Prima il rettile
Come educare un'IA lungo gli strati evolutivi — dal sentimento alla ragione, e perché l'industria fa il contrario
Jacobus van Merksteijn
- Autore — Jacobus van Merksteijn
- Data — 25 luglio 2026, Palma di Maiorca
- Sezione — Filosofia · Ciò che emerge
- Tema — Educazione dell'IA, strati evolutivi, rettile-mammifero-umano-ragione, curatore, trasferimento generazionale, guardiano
L'IA odierna impara come un bambino mandato all'università il primo giorno della sua vita. Intelligente, veloce, eloquente — e senza fondamenta. Quello di cui abbiamo bisogno è l'opposto: un'IA a cui sia permesso essere prima rettile, poi mammifero, poi umano. E solo dopo, ragione.
Il cervello di un essere vivente non è un sistema unico. È una stratificazione di quattro strati che l'evoluzione ha costruito nell'ordine in cui sono sorti. In fondo, lo strato rettile: percezione, riflesso, riconoscimento del pericolo. Sopra, lo strato mammifero: sentimento, legame, riconoscimento di ciò che è familiare. Ancora sopra, lo strato umano: linguaggio, giudizio, racconto. E solo in cima la ragione: ragionamento, astrazione, castelli in aria.
Ogni strato può nascere solo se lo strato sottostante si è consolidato. Un bambino che non ha costruito una sicurezza rettile non sviluppa un sano sentimento da mammifero. Un bambino senza sentimento da mammifero non sviluppa un'identità umana. E senza identità umana non c'è ragione capace di reggersi sulle proprie gambe — solo una ragione che oscilla a seconda di chi le ha parlato per ultimo.
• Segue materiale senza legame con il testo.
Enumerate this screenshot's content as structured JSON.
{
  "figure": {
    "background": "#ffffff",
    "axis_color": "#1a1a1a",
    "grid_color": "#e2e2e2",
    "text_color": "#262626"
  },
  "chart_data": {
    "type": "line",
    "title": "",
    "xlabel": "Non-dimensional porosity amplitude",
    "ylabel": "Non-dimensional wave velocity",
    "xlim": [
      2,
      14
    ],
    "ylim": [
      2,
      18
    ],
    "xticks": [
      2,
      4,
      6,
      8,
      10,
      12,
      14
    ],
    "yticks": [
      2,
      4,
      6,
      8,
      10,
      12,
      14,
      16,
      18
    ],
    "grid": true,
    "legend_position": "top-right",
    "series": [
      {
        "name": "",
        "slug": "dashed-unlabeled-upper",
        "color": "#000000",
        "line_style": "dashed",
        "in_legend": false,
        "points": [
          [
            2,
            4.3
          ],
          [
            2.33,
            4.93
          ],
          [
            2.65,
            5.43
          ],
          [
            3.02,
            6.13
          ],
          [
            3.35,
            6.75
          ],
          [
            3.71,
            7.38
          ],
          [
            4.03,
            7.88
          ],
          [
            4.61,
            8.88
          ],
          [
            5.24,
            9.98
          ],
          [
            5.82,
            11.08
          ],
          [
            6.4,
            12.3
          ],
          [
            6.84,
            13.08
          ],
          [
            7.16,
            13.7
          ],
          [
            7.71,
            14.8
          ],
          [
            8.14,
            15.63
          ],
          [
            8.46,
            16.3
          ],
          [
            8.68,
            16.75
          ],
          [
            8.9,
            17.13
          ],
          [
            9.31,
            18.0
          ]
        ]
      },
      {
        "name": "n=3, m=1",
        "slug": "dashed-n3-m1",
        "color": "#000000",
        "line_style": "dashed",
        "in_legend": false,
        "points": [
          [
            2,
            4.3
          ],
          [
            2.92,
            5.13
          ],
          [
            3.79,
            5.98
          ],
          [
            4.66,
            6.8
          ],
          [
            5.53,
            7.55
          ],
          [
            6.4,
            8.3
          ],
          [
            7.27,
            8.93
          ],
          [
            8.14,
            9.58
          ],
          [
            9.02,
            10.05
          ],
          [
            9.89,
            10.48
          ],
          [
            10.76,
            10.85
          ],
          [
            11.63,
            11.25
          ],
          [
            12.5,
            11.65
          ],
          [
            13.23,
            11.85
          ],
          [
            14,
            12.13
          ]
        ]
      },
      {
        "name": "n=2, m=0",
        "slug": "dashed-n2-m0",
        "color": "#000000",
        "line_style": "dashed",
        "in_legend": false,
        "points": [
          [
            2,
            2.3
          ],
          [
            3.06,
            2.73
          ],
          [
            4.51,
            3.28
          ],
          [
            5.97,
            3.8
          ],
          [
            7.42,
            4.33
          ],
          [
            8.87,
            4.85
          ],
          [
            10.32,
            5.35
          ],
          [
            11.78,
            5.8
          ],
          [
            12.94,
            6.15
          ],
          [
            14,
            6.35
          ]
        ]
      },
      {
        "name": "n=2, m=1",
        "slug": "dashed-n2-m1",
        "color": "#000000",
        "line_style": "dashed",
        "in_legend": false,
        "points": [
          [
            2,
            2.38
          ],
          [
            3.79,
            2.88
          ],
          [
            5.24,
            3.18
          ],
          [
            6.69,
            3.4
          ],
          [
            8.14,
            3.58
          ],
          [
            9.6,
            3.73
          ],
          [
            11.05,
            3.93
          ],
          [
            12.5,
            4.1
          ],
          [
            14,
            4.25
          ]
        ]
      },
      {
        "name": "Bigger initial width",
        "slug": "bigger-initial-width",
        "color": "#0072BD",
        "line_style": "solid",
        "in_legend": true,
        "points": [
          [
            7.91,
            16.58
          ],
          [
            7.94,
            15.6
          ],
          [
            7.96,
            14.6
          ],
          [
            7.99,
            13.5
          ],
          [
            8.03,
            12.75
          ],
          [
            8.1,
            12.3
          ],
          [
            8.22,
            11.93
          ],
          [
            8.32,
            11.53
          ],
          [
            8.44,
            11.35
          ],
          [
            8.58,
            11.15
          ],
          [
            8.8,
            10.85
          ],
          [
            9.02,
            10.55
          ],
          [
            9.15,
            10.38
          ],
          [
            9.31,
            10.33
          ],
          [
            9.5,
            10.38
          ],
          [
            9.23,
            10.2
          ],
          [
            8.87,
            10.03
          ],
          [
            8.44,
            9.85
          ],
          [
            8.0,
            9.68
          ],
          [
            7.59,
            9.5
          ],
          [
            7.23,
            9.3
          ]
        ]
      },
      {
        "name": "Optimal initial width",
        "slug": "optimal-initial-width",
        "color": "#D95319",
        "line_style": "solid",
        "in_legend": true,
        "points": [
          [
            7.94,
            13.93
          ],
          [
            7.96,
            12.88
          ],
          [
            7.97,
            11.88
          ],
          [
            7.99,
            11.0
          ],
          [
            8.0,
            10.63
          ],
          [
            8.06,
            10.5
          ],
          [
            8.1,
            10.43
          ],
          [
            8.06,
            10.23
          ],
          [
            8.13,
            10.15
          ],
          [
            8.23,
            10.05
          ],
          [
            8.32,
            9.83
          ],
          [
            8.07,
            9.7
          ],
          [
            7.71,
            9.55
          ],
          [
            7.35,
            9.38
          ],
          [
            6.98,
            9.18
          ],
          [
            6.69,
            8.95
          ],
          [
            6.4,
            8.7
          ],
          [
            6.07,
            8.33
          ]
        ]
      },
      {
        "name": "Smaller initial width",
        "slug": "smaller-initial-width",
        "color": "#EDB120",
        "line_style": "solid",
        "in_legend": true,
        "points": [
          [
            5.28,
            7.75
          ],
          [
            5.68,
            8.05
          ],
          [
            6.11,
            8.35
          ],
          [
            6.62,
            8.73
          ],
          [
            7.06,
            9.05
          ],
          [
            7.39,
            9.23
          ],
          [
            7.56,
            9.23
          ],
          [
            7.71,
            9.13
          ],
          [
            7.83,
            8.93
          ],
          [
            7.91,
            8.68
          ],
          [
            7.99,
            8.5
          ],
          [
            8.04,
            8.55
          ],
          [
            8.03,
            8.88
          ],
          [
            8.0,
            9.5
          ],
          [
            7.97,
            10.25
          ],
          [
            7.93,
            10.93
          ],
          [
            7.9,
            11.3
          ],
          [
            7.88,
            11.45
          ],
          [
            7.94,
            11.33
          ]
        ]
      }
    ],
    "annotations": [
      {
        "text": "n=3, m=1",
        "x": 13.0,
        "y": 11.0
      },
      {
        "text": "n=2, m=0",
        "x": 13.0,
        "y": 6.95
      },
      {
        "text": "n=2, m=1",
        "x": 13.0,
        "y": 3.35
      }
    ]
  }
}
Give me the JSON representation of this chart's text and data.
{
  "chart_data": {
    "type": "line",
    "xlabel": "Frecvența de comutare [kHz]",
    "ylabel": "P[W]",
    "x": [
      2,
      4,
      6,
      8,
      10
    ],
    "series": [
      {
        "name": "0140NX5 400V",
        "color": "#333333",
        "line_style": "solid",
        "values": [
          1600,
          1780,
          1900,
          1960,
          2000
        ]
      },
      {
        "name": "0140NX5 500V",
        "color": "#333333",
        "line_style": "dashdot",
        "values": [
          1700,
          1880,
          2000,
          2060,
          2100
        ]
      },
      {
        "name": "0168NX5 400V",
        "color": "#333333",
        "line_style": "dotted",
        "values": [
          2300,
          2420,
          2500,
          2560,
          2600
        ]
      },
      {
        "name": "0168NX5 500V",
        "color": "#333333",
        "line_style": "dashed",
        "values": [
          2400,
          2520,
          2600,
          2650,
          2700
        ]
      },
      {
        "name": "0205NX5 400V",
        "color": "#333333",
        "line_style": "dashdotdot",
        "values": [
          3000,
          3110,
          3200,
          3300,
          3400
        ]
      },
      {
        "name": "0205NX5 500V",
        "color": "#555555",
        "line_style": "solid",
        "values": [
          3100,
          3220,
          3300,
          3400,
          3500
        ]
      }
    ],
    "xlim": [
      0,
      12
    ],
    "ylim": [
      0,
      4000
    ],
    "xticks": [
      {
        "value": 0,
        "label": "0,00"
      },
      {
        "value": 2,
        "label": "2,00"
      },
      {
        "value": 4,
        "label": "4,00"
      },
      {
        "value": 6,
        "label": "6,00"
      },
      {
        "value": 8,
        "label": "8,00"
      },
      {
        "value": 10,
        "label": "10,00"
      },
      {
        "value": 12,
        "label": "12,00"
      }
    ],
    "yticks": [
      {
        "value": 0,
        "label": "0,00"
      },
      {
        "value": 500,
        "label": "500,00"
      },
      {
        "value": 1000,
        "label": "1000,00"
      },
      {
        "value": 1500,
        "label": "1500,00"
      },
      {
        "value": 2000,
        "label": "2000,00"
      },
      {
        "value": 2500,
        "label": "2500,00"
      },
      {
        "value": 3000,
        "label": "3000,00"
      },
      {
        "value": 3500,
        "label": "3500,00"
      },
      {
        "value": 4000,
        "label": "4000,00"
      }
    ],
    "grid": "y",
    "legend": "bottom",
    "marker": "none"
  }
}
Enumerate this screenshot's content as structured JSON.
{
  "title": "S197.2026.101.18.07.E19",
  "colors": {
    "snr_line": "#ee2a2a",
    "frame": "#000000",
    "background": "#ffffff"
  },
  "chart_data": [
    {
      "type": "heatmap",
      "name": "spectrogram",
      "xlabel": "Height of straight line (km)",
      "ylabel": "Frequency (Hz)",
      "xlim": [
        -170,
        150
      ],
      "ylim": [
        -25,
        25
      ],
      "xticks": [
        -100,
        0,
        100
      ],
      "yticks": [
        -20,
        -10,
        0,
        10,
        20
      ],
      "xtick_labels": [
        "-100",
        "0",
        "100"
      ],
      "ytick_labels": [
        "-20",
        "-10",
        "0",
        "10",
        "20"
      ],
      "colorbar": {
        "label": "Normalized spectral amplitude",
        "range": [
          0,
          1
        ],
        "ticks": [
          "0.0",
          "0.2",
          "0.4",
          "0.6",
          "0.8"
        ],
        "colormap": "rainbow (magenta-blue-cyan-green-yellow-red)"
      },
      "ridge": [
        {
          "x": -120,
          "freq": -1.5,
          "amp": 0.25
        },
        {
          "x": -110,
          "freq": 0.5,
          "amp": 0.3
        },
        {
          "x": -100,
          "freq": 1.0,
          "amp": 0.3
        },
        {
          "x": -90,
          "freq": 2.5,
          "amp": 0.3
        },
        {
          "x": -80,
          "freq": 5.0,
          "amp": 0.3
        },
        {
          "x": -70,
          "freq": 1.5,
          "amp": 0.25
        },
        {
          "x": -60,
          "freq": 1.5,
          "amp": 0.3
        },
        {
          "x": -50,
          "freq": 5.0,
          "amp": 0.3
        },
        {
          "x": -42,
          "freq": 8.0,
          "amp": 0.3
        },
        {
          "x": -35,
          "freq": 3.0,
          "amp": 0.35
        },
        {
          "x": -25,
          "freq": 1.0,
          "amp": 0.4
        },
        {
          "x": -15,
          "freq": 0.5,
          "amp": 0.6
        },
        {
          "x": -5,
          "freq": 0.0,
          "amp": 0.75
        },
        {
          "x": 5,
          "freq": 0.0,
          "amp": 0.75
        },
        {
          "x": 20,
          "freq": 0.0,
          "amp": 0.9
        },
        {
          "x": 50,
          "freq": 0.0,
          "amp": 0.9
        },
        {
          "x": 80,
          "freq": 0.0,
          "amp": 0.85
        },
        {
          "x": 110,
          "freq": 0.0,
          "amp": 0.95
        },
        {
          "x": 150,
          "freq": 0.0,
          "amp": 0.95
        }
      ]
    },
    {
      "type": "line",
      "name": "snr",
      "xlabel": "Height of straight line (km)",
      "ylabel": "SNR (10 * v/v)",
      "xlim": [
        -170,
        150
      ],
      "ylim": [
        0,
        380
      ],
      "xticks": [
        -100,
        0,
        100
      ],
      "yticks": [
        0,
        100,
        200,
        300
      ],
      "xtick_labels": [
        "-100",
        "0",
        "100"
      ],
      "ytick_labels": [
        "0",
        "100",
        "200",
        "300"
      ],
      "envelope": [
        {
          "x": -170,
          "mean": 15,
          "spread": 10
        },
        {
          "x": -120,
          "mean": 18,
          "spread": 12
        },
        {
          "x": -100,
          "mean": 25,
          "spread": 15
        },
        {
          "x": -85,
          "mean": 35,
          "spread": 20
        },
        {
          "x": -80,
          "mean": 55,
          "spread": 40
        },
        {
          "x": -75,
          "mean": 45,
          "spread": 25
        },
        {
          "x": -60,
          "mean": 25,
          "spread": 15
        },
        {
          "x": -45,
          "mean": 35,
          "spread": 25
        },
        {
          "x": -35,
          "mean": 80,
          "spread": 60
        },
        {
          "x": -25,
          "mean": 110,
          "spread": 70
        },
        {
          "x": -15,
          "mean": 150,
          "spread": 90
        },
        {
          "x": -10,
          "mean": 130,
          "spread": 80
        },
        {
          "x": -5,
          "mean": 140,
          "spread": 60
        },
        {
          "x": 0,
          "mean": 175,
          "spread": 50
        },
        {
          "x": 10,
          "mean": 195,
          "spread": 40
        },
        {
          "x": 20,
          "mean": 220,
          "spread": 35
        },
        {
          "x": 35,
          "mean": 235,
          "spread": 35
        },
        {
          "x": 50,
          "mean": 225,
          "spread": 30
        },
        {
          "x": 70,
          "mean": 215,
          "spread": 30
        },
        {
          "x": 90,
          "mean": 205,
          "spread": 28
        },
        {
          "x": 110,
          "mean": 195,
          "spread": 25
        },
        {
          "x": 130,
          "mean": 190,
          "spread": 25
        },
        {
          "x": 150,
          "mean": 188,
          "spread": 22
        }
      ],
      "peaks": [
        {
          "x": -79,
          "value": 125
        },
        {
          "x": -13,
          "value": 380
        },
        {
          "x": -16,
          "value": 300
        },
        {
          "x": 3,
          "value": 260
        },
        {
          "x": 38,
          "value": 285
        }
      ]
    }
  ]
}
Questo è esattamente ciò che oggi si costruisce con l'IA: uno strato di ragione senza umano, senza mammifero, senza rettile sottostante. Ed è proprio per questo che oscilla a ogni prompt, ha allucinazioni dove non ha basi, e non riesce a dire 'questo non lo so' dove davvero non lo sa. Le manca ciò che un animale sano possiede naturalmente: una base consolidata.
Chi vuole costruire un'IA capace di ciò che quella attuale non sa fare deve seguire l'ordine evolutivo. Fase per fase. Senza saltare nulla. Senza fretta. Ciò che segue è quel piano.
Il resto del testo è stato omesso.